I never do write you a short letter, do I? Miss M. Kakutani of the
New York Times
said a few weeks ago that I am a garrulous writer. Maybe she meant fluent. Of course no man can know at what point he may have turned into a Polonius.
Yours ever,
 
To Sophie Wilkins
August 15, 1989 W. Brattleboro
Dear Sophie:
It isn’t hard nowadays to count one’s blessings, they’re well under the number of toes and fingers. It’s the scope of those blessings I do enjoy that I’m most gratefully aware of. In this day and age, bringing out a small book or two and hearing from you and from Karl about the one and the other makes me singularly lucky. I’m hardly conscious of anything resembling a “literary life,” but as a writer I’m still well above the poverty line. How “my readers” keep their purity and sanity is a profound mystery, given what they have to absorb in the way of literary journalism and the general
Schlumperei
[
106
] of “educated” opinion. To a large sector of that opinion, the heavily ideologized one, I am something of an ogre-reactionary. Besides I am one of the old-guy heavies who have to be kept in their place. No question but that Karl too has to put up with this being kept in place. No exceptions are made.

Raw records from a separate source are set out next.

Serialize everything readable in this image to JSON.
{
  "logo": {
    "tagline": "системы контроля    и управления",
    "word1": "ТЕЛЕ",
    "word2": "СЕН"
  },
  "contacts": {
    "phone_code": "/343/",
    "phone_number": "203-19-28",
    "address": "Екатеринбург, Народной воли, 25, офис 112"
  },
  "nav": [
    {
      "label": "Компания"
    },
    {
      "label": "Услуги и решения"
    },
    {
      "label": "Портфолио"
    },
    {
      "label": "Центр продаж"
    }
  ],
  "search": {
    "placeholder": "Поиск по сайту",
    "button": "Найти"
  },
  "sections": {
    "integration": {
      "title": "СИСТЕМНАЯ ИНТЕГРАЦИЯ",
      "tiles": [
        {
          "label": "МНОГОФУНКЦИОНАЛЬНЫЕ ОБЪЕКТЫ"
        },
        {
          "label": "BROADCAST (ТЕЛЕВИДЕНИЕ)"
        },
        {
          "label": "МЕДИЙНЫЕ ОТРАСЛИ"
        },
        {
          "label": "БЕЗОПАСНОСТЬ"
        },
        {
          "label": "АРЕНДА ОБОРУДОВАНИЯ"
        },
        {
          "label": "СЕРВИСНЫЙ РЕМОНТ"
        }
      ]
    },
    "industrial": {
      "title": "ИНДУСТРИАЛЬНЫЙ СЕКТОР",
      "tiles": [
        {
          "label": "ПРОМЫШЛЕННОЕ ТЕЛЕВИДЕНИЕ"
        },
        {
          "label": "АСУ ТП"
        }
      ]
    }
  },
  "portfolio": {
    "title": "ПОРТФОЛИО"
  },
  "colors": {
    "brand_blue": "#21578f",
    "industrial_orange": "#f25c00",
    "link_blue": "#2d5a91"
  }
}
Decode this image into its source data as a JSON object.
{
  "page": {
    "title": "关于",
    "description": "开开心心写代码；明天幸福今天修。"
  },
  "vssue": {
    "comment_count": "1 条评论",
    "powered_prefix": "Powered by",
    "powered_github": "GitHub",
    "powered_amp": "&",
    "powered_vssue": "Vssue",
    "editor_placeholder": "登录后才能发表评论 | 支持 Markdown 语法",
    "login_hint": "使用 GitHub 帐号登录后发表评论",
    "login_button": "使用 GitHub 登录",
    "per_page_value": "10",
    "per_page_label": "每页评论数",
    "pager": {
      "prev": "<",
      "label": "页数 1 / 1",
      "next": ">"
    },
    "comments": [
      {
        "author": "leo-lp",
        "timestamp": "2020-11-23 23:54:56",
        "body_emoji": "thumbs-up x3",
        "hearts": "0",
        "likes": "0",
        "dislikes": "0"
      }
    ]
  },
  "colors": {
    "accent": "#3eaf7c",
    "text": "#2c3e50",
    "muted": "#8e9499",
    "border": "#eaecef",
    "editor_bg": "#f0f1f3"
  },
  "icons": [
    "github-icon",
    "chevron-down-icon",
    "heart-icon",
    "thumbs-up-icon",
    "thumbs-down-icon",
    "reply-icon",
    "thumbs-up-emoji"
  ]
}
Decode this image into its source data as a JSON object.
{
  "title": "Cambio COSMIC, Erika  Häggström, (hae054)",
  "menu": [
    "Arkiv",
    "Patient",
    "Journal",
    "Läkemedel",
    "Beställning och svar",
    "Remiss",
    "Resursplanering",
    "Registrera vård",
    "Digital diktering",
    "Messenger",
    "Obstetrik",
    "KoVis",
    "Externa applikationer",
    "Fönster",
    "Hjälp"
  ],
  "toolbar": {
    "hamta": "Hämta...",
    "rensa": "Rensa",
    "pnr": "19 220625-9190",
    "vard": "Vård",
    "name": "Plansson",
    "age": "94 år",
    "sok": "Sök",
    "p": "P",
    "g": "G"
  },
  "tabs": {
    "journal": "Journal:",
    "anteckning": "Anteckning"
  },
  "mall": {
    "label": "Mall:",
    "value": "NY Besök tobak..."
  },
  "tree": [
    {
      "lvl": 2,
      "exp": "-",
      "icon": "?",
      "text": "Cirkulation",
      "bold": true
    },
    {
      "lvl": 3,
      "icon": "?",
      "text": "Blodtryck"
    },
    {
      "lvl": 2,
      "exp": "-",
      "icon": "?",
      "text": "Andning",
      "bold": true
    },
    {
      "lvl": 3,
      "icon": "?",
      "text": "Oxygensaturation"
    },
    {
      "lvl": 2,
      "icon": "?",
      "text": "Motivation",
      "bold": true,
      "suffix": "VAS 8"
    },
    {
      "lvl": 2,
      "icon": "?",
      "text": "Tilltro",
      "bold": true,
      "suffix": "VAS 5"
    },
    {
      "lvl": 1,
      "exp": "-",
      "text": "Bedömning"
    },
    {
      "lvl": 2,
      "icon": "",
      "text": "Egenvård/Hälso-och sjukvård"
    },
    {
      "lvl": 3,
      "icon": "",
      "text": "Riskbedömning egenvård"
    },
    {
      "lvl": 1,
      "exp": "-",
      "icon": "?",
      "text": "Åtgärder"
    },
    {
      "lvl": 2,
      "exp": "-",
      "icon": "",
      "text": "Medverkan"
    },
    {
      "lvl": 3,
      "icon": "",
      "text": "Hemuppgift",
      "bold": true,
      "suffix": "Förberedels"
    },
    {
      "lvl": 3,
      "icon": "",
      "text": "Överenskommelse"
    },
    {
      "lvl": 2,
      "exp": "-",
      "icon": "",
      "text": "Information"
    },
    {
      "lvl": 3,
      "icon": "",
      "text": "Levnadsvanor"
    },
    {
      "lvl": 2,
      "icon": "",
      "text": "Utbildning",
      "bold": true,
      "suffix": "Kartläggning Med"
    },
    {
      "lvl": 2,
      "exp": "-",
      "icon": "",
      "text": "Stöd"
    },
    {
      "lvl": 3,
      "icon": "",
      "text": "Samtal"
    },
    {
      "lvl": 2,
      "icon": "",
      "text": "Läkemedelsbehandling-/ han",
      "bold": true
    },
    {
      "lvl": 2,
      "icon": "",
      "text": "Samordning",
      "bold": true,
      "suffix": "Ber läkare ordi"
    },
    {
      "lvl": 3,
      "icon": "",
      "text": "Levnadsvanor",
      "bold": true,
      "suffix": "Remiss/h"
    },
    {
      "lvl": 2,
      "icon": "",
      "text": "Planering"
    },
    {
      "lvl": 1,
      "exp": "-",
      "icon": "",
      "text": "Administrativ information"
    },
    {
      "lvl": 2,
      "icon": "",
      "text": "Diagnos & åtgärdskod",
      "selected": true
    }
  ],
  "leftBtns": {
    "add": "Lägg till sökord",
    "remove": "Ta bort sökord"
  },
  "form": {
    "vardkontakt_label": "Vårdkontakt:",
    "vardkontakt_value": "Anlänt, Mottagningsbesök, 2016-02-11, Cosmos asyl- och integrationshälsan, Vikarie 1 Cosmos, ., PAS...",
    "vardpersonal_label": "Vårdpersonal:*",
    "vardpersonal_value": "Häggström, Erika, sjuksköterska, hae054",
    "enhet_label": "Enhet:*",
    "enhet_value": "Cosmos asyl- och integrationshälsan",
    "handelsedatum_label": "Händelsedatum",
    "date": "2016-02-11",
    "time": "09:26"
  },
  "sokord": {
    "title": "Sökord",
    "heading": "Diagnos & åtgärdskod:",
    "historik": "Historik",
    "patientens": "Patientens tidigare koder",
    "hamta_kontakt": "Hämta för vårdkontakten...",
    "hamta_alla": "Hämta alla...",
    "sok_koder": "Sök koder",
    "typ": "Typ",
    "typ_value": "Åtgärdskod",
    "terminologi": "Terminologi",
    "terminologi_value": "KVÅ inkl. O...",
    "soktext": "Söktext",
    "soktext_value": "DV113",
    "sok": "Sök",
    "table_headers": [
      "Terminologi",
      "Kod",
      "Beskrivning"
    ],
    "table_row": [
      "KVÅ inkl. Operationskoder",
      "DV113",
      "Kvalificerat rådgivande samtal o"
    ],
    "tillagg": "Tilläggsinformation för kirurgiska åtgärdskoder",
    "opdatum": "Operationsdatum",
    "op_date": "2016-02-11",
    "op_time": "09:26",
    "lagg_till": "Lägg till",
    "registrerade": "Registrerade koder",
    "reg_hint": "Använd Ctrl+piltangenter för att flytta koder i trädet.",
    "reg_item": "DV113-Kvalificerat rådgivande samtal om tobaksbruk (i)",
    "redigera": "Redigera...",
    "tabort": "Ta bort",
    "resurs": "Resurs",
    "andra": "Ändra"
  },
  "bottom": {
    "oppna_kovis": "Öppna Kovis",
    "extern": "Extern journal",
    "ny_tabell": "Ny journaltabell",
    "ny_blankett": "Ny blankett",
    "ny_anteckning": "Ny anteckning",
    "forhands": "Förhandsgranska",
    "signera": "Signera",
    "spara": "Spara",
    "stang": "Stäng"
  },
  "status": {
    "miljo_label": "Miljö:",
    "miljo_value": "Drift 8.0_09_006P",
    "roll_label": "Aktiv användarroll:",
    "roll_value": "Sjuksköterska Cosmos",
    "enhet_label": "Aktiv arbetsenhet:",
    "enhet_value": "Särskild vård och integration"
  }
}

Members of our own dwindling generation who will see the picture as only those can who have lived as we have—graduates of the same street-academies, veterans of the same wars, released from the same errors and prejudices, breathers of the vanishing atmospheres of the Thirties, Forties, Fifties—are our best judges. When I read, or rather study, one of your letters I remember the conversation of old friends, the tone of those better days and the style of thinking and comment of Greenwich Village gatherings. Friends now dead also come back to enlighten and comfort me and to remind me that we—the living remnant—are alone now, or all but. The survivors for the most part are silenter and silenter, reluctant, some of them, to say a single word. Of those still here a few have become dim, or too cranky to wish to make themselves intelligible. So you seem to me extraordinarily magnanimous. I send you a mere booklet and you answer with a personal letter, a really valuable communication in the old style. I sometimes think I write books in lieu of letters and that real letters have more kindness in them, addressed as they are to one friend. In pleasing you and Karl I have my reward. When you tell me I am more or less on track.
Yours as ever,
 
To Cynthia Ozick
August 29, 1989 W. Brattleboro
Dear Cynthia:
I can write a small book more easily than a letter—why is that? This is not so much a question as a mystery, and an idiotic mystery at that. When I am writing fiction I am
geared up
or fully mobilized (see how I call on mechanical or military figures of speech). I seem to have some difficulty about being myself, unless it’s the fiction-writer that’s the real thing. But it’s not (thank God!) an identity problem. The real source of both letters and stories can be located. Somewhere Kierkegaard has written about the human power to relate everything to everything else. For Jews, it’s the
neshama
[
107
]. Still I find letter-writing difficult, a fault which is not trivial, an unpleasant fault. But then what you said about
The Bellarosa Connection
gave me more pleasure than I could handle, and your letter was in every respect so rich and generous that it turned me into a reader, an admiring reader.